The fast lens and long exposures I used here do make satellites visible that were too faint to see with the unaided eye, just as fainter stars than your eye can see are recorded. Nevertheless, this shows just how many satellites are now passing through any field of view, be it naked eye, camera lens, or telescope.
For this I stacked just 300 frames out of 1200 I shot this night over 2h30m.
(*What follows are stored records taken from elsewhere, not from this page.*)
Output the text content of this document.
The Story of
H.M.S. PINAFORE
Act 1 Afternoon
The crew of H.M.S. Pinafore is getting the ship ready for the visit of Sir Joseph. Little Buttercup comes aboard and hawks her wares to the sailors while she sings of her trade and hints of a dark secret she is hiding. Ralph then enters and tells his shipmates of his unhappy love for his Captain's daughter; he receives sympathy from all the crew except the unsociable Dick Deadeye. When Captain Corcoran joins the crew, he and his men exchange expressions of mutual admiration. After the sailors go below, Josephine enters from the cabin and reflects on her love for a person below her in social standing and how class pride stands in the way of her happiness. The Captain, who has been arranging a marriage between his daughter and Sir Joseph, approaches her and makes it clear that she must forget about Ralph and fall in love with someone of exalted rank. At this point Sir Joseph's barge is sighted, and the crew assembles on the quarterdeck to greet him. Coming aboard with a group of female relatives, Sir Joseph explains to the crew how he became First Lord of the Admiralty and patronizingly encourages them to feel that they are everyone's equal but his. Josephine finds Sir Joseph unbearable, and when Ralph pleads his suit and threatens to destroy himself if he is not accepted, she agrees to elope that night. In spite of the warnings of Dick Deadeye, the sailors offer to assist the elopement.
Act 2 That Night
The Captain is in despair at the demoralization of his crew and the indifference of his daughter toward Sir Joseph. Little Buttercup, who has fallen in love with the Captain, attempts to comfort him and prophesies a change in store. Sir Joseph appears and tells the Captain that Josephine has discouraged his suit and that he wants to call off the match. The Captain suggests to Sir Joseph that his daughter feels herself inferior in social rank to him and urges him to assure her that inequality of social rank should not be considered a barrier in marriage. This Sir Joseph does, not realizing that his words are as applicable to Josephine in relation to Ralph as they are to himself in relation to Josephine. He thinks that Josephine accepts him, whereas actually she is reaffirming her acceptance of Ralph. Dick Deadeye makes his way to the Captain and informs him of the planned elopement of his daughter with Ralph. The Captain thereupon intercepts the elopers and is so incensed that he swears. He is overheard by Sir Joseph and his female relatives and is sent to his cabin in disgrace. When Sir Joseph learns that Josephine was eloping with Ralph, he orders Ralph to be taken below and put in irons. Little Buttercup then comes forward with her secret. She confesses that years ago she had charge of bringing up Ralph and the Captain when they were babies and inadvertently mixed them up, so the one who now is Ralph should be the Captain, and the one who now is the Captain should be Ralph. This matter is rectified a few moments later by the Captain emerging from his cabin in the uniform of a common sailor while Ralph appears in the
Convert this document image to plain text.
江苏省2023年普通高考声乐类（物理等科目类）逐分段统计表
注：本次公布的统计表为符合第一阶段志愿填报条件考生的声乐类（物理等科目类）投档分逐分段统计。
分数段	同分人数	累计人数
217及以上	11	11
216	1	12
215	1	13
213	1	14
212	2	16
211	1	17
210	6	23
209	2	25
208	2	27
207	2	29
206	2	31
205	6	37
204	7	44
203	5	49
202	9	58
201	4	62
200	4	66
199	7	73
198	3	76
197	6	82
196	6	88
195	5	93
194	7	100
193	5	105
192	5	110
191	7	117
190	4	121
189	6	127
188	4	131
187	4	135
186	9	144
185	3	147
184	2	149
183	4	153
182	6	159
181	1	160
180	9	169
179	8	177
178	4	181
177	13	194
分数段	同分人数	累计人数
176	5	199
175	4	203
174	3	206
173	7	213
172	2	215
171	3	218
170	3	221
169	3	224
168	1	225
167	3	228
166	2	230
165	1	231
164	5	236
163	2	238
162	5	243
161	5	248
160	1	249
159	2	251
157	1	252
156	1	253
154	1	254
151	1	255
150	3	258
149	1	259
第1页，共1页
Stacking more frames only produced a dense, chaotic mess, with so many satellite trails the stars were hidden behind a wall of bright streaks.
Technical:
This is a stack of 300 frames, stacked using the program StarStax using the Lighten blend mode, to add the satellite trails rather than average them out.
Each exposure was 6 seconds at f/1.2 with the Viltrox 35mm LAB lens on the Nikon Z8 at ISO 1600. (StarStax deleted the camera metadata from the files.) There was an interval of 1 second between exposures, thus the gaps in all the trails. The camera was on a tracker following the turning sky, so the stars stay fixed on the frame with minimal trailing, and the satellites streak against the point-like stars.